There emanated from the corpse a low moaning sound, not words, though it appeared an attempt to do so. Its tongue had been cut out, leaving it unable to speak.
The realisation came upon Ishkinil that all of this had not been, as she first thought, an accident, but had been devised and planned. It was all too elaborate, too linked to be so. Only one in command of their sorcerous powers could hope to undertake such an atrocity against nature and death, only one as evil as tyrant sorcerer could have conceived of such in their depraved minds.
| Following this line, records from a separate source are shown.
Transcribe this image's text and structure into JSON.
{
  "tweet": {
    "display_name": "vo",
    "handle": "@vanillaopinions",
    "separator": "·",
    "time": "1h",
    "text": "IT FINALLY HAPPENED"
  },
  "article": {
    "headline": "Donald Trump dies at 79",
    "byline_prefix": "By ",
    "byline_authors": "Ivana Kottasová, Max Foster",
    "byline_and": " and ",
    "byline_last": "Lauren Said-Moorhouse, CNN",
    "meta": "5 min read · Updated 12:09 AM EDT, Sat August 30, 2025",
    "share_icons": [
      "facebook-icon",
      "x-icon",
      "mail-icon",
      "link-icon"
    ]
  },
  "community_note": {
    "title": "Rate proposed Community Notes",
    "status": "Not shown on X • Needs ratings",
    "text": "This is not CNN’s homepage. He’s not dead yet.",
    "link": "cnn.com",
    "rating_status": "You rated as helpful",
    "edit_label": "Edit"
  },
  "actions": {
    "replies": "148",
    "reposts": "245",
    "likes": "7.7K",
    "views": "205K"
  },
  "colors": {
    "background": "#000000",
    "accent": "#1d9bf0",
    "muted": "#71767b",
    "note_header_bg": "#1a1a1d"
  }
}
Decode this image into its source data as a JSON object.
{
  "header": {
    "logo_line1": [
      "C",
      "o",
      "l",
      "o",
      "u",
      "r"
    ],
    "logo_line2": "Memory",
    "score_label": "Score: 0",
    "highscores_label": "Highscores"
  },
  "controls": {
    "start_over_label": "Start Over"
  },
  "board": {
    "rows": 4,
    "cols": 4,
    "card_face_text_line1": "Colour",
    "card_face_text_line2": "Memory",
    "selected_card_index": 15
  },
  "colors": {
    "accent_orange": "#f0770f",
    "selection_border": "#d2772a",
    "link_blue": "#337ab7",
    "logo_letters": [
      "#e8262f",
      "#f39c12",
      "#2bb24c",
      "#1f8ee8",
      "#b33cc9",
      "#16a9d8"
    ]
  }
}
And only one such had the means and the opportunity to do so; the Summer Lord of Mishas Surut alone could have done so. She could not conceive why he wished to see the long lingering scourge of darkness to seep from Iskor Yar, to spread across the lands, yet it was so. Death would flow in its wake, an unnatural one and not of Enkurgil's devising and embrace. There had to be a reason for it, a reason to wish to see the corpses of the dead to rise and walk the lands, unthinking unfeeling, a use to none but to spread further death and destruction. They could not be reasoned with, nor function as subjects such as all the tyrants desired. What use, then, those that a tyrant could not rule.
It mattered not to Ishkinil the intent of why, only that he had done so, an act that had to end there and then. Enkurgil's bidding had brought her her and she knew now why. Swift did Dirgesinger croon through the air as she unleashed it, the white bone blade slicing clean through the neck of the living corpse upon the throne, separating the head from the body.
Neither part fell, transfixed as they were to the throne by the golden spikes. A shuddering gurgle came from the corpse, one that echoed to an end and then it was still, to move no longer.